1
votes

and thank you in advance for any help you can offer as I am relatively new to SAS.

I'm attempting to read into SAS a file of the following format:

001DATA...
002DATA...
RSSDATA...
001DATA...
002DATA...
RSSDATA...
001DATA...
002DATA...
001DATA...
002DATA...
RSSDATA...

Everyone in this file has an "001" and an "002" sub-record. Some, but not all, have an "RSS" sub-record (i.e., the first three lines in the above example represent data from one subject). An issue arises from the fact that not everyone in the file has an RSS sub-record, and as a result, those that don't are simply deleted when I run the program outlined below (i.e., their 001 and 002 sub-records are removed...rows 7 and 8 in the above example). The end result is that ~1/3 of my sample gets deleted via this process. I'm using the following code (for brevity I've not included all variables, and no, they're not all named "variable":):

INPUT @1 type $CHAR3. @;
RETAIN many variables;

IF type = '001' THEN DO;
INPUT @4 variable  $CHAR8.
      @12 variable $CHAR1.
;
RETURN;
END;

ELSE IF type = '002' THEN DO;
INPUT @4 variable $CHAR35.
;
RETURN;
END;

ELSE IF type = 'RSS' THEN DO;
INPUT @4 variable $CHAR6.
      @10 variable $CHAR1.
;
OUTPUT filename;
END;
RUN;

Is there a way to prevent these deletions from occurring? Essentially what I want (in the output file) is for each row to represent one subject, and include their 001, 002, and if present, their RSS data.

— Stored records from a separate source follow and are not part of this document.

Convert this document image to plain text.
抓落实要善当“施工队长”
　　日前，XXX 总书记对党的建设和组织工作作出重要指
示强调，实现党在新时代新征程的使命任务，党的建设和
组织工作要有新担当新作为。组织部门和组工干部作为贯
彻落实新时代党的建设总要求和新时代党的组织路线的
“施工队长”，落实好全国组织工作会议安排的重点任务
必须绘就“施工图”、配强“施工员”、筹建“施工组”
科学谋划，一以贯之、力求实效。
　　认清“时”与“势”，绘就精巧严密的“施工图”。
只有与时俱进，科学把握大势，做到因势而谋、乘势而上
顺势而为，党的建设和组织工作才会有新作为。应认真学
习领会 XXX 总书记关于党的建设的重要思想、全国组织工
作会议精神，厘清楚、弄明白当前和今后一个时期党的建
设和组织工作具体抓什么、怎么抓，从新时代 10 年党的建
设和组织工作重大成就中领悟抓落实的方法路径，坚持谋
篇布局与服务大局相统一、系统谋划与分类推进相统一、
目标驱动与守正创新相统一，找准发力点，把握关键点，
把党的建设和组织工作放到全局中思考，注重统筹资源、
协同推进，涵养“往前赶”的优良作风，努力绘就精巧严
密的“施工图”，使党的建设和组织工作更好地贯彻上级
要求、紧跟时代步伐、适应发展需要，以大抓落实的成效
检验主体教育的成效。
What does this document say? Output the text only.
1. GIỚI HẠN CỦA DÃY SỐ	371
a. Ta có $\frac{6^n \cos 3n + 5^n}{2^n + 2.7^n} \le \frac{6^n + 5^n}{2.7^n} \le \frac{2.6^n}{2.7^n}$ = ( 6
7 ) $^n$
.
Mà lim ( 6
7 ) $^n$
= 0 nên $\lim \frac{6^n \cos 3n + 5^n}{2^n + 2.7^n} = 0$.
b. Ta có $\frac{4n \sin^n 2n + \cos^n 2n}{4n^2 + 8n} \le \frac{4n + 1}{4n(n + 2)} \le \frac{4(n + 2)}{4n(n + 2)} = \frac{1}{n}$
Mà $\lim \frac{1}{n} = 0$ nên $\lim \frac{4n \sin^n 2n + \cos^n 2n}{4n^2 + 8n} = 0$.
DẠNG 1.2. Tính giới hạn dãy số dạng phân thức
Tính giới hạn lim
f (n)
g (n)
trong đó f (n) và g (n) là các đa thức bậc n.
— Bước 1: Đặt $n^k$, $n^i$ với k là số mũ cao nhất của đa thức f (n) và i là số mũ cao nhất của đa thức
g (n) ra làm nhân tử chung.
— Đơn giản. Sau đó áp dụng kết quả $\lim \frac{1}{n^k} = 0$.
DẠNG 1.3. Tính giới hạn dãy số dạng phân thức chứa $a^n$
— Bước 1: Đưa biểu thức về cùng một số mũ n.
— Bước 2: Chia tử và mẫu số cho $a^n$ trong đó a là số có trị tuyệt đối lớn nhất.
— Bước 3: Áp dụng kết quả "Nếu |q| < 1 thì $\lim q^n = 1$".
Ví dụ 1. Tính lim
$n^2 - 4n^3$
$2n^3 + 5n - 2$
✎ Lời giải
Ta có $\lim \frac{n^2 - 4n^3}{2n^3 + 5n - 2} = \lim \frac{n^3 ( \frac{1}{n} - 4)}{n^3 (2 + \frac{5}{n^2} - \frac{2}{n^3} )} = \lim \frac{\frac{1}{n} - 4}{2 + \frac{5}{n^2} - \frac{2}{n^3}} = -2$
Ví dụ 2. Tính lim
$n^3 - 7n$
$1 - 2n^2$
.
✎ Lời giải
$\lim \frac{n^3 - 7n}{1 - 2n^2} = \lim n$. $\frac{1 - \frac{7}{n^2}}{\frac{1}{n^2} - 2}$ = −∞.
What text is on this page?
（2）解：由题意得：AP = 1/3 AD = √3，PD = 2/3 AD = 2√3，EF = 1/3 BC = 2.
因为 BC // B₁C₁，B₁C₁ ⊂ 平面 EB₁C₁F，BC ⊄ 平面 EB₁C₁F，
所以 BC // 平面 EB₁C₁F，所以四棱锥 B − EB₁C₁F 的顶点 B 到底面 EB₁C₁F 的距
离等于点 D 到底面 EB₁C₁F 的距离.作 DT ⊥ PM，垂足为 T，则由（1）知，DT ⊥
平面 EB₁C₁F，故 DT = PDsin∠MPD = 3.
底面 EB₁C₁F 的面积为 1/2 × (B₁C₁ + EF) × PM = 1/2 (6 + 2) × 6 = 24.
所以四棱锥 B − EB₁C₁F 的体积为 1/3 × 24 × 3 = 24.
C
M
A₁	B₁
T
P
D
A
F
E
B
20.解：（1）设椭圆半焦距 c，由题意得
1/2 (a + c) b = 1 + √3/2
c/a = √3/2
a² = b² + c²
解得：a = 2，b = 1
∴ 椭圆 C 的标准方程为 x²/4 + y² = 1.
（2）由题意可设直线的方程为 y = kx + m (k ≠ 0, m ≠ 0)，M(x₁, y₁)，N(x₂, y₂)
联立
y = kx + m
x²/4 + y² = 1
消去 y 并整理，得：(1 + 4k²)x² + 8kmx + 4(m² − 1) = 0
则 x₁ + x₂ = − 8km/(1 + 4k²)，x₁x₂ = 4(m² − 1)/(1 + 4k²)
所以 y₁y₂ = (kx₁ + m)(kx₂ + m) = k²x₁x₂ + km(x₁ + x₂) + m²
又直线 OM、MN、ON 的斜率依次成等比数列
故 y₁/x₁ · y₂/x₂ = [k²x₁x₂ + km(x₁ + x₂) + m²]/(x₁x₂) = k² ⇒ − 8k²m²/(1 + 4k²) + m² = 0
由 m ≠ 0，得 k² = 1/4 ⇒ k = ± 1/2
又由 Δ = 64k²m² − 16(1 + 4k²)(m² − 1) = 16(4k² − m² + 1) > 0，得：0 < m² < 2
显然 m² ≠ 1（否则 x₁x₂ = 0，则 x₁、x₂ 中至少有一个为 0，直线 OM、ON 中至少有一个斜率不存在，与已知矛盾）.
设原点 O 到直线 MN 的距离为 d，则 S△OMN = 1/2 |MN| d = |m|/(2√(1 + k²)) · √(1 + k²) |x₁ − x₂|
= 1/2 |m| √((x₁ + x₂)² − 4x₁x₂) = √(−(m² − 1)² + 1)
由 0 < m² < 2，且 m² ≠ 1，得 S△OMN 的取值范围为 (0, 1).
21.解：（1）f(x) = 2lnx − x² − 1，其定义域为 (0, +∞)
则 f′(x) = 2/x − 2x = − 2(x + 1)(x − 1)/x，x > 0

Thanks again for any guidance you may be able to provide!

3

3 Answers

0
votes

The reason the records with no RSS are deleted is because you only have an OUTPUT statement in the ELSE IF type = 'RSS' statement.

As soon as you write an explicit OUTPUT statement, SAS will stop outputting anything to your output dataset unless you explicitely tell it to (with the OUTPUT statement).

So when you read a record with no RSS, it is not outputted and the read values get overridden by the values of the next record.

Maybe one easy way to avoid the problem is to take your OUTPUT statement outside of your last conditional, and just write it at the end of the program.

Note: since you are using ELSE IFs, I would suggest removing the RETURN statements.

0
votes

It looks like you should output when the next record is 001. You will need to add

END=eof

to your INFILE or SET statement for the following code to work. Your code doesn't really use the type variable, but I've added nexttype in case your full use case does.

INPUT @1 nexttype $CHAR3. @;
RETAIN many variables;
DROP nexttype ;

IF nexttype = '001' THEN DO;
IF _N_ NE 1 THEN OUTPUT filename ; %* do not output before first record fully read in ;
type = '001' ;
INPUT @4 variable  $CHAR8.
      @12 variable $CHAR1.
;
RETURN;
END:

ELSE IF nexttype = '002' THEN DO;
type = '002' ;
INPUT @4 variable $CHAR35.
;
RETURN;
END;

ELSE IF nexttype = 'RSS' THEN DO;
type = 'RSS' ;
INPUT @4 variable $CHAR6.
      @10 variable $CHAR1.
;
END;

IF eof THEN OUTPUT filename ; %* catches last record ;

RUN;
0
votes

If you always have the '001' and '002' records then your input can be simpler. First read the first two records and pre-read the type from the third. Then conditionally read the third record. No need for retain since you will read all of the records in the same pass of the data step. You might have an issue at the end of the file if the last observation does not have an "RSS" record. You can use the END= option on the INFILE statement to allow you to conditionally do the pre-read of the next record's type.

data want;
  infile 'myfile' end=eof;
  INPUT @4  variable1 $CHAR8.
        @12 variable2 $CHAR1.
      / @4  variable3 $CHAR35.
  ;
  if not eof then input check $3. @@ ;
  IF check = 'RSS' THEN 
    INPUT @4  variable4 $CHAR6.
          @10 variable5 $CHAR1.
  ;
run;